The second thing I made that evening was chicken liver paté, mainly inspired by Fred & Ginger who had made some for us the other week. I had a recipe from Waitrose from ages ago, which seemed simple enough.

25 g butter
400 g chicken livers
1 medium clove of garlic
1 large fresh sprig of rosemary
150 ml double cream
50 ml sweet white wine (optional)
salt and pepper to taste

  1. Trim the livers and cut into smaller chunks. Peel the garlic and wash the sprig of rosemary.
  2. Heat the butter in a large frying pan and fry the livers for 5 - 8 minutes, press in the garlic and add the whole sprig of rosemary and stir around occasionally to get the livers evenly cooked.
  3. Turn off the heat and leave to rest for 5 more minutes, then remove the sprig of rosemary.
  4. Scrape the contents of the pan into a food processor and start blending. Pour in the double cream and the white wine.
  5. When the paté is completely smooth, season with salt and pepper.
  6. Transfer into the serving dish, cover with cling film and make sure it touches the surface of the paté, so that it doesn't discolour, and leave to set for at least 1 h.
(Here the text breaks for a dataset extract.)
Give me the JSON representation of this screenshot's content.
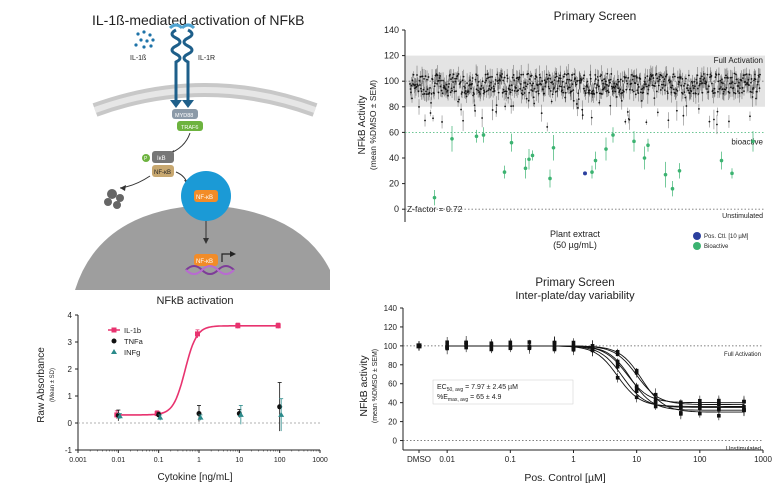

The recipe recommends Muscat de Beaumes-de-Venice and unfortunately that's the only thing I forgot to get, so I used a Syrah Rosé instead. Very intrigueing this paté thing, when it was ready in the blender, it had the consistency of chocolate mousse, but tasted of liver. I transferred it to a box and put it in the fridge, hoping that it would go a bit solid at least. It did and it was really good and had the nice smooth texture that you'd expect too and tasted lovely. It went particularly well together with the knäckebröd I made last month.